Organic Search shows the users who came to your site by clicking on the organic links on the search engine results page.
Paid Search show the users who arrived at your page through clicking paid or “sponsored” content on the search engine results page.
Keyword: The word or phrase a user entered into the search box that led them to click on one of your links.
Landing Page: The page your user begins their visit to your site on; quite simply, how they ‘land’ on your site.
How Visitors Interact with Your Website
Visitor: Visitors are defined by a unique ID – this ID is usually stored in a visitor’s cookies. Google Analytics cannot accurately track users who delete their cookies, use multiple browsers, or share their computer.

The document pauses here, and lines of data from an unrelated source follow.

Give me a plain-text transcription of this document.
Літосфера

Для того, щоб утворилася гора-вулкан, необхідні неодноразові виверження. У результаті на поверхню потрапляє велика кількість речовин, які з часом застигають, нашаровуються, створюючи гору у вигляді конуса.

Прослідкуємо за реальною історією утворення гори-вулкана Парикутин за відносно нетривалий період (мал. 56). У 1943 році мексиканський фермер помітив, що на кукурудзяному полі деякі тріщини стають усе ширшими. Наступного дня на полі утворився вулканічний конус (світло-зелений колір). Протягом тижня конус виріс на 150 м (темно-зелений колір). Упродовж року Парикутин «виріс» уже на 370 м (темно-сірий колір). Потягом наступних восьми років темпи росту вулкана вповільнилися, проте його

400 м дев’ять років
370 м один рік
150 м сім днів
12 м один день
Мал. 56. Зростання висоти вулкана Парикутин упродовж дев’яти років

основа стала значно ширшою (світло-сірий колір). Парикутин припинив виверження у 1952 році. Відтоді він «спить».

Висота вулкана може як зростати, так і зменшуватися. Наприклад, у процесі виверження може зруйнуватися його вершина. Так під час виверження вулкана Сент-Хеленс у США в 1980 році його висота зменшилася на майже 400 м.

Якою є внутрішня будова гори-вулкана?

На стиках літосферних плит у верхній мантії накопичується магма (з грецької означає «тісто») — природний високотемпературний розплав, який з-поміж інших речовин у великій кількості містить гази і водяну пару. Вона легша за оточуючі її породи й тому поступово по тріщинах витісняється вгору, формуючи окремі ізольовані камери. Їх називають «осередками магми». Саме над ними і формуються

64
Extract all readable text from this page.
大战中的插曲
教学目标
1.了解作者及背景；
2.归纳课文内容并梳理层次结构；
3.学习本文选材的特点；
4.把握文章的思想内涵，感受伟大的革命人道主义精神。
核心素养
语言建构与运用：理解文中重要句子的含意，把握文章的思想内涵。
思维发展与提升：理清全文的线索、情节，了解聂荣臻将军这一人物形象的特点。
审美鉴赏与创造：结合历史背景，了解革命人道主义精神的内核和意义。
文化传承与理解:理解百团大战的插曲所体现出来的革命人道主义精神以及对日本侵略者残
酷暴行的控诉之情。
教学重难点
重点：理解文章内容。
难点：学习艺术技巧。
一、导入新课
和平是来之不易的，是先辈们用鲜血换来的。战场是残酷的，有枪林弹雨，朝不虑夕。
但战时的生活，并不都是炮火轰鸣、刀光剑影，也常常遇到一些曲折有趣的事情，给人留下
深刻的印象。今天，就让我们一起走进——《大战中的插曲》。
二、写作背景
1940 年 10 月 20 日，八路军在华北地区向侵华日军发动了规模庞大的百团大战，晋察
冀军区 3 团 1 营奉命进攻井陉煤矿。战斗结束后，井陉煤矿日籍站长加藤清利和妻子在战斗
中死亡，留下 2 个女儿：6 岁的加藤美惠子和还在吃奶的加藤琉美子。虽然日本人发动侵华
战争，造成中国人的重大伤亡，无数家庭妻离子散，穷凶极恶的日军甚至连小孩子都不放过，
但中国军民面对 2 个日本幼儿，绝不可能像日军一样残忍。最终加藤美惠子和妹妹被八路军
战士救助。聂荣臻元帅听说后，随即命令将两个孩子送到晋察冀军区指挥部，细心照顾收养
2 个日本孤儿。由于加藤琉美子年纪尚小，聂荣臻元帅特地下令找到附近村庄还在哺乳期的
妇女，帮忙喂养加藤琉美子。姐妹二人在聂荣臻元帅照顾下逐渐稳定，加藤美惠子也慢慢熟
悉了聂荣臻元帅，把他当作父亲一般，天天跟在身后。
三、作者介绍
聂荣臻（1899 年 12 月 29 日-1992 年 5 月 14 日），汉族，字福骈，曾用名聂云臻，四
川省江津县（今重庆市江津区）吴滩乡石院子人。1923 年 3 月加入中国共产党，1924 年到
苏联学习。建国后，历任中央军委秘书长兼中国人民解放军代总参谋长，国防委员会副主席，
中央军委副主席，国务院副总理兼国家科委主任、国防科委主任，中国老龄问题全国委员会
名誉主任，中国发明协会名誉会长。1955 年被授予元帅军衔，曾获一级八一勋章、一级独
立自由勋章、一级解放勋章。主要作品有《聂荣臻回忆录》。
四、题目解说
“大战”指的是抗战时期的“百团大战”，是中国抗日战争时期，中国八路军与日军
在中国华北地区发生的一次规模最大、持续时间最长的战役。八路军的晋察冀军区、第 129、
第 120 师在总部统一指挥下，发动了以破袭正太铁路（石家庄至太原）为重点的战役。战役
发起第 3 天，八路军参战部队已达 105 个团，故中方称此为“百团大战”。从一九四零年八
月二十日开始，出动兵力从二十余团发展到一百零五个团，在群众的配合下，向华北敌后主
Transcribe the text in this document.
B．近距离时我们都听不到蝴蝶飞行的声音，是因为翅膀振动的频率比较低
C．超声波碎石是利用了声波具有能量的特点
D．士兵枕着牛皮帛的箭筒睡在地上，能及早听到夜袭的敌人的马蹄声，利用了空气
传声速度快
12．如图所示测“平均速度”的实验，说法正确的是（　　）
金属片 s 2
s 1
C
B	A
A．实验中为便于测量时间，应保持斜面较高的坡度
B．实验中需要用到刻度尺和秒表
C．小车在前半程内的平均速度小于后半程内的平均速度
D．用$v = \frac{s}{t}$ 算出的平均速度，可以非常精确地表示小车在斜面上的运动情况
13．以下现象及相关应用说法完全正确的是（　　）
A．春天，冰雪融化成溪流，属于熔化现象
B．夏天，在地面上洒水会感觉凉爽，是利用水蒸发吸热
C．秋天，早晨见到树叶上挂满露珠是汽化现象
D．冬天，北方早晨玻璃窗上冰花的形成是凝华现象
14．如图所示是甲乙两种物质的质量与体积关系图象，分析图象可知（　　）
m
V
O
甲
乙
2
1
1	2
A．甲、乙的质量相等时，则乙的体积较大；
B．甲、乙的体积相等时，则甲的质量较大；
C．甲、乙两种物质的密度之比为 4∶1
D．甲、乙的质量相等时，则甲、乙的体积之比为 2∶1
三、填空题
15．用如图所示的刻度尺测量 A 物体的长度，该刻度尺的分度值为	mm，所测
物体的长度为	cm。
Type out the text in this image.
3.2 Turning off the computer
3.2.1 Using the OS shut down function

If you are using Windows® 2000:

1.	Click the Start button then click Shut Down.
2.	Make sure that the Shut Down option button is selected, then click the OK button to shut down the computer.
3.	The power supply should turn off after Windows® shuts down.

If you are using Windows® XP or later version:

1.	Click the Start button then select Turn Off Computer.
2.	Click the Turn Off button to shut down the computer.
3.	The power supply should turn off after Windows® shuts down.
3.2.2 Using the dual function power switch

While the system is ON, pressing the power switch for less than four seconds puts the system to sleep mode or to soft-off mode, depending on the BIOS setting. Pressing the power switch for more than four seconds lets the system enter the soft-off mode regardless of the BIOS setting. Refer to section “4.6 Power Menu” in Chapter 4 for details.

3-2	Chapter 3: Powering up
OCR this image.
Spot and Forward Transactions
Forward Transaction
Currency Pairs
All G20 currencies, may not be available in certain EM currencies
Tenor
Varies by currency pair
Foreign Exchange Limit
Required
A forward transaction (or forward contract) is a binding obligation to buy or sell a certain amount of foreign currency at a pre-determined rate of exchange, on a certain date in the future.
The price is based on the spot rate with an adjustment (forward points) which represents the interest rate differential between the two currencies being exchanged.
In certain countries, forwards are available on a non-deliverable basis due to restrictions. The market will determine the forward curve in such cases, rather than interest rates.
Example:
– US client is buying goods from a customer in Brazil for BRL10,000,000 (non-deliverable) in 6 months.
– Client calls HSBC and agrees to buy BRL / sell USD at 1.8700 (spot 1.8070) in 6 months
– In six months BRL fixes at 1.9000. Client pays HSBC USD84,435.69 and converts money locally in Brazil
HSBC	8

Unique Visitor: When a user visits your site for the first time, a new visit and unique visitor are both recorded. If the same user returns to the site after their initial visit, only a visit is added.
New Visitor: A visitor without an existing Google Analytics ID (usually stored in a visitor’s cookies) when they start a session on your site. If a visitor deletes their cookies and comes back to the site, the visitor will be counted as a new visitor.
Returning Visitor: A visitor with existing Google Analytics ID from a previous visit.
Visit vs. Session: ‘Visits’ and ‘Sessions’ have the same meaning in Google Analytics. There may be a specific context in which one term is used over the other, but they are broadly interchangeable.
Session: A session is a group of interactions that take place on your website within a given time frame. For example a single visit can contain multiple pageviews, events, and interactions. A single user can have multiple sessions. A visit ends after the visitor closes their browser, clears their cookies, is inactive for 30 minutes, or at midnight. When a session ends, a user can create a new session.
Pageviews: A pageview is recorded every time a page is viewed. When a visitor opens a page in their browser, hits the back button, or hits refresh, a pageview is recorded. Users can trigger multiple pageviews of the same page in a single session.
Unique Pageviews: Unique pageviews represent the number of visitors to a page, rather than the number of visits to that page. Whether a visitor views the page once during their visit or multiple times, the number of unique pageviews will be recorded as just one.
How Visitors Leave Your Website
Bounce Rate: The percentage of visits in which a user left your site from the same page they landed on, without visiting or interacting with other pages (single-page visits).
Exit Rate: The percentage of pageviews for which this was the last page of the visit. This percentage includes both single- and multiple-page visits (visits included in the bounce rate are also included in the exit rate).
Bounce Rate vs. Exit Rate:
Visit 1: Page B > Page A
Visit 2: Page B > Exit
Visit 3: Page A > Page B
Bounce Rate:
Page A: 0%
Page B: 33%
Exit Rate:
Page A: 50%
Page B: 66%
Visit Duration: Every time you visit a web page your browser records a timestamp. Visit Duration is calculated based on the timestamp difference between the first and final pageviews that occurred during a visit.
Average Visit Duration: The amount of time that the average visitor spends on your site.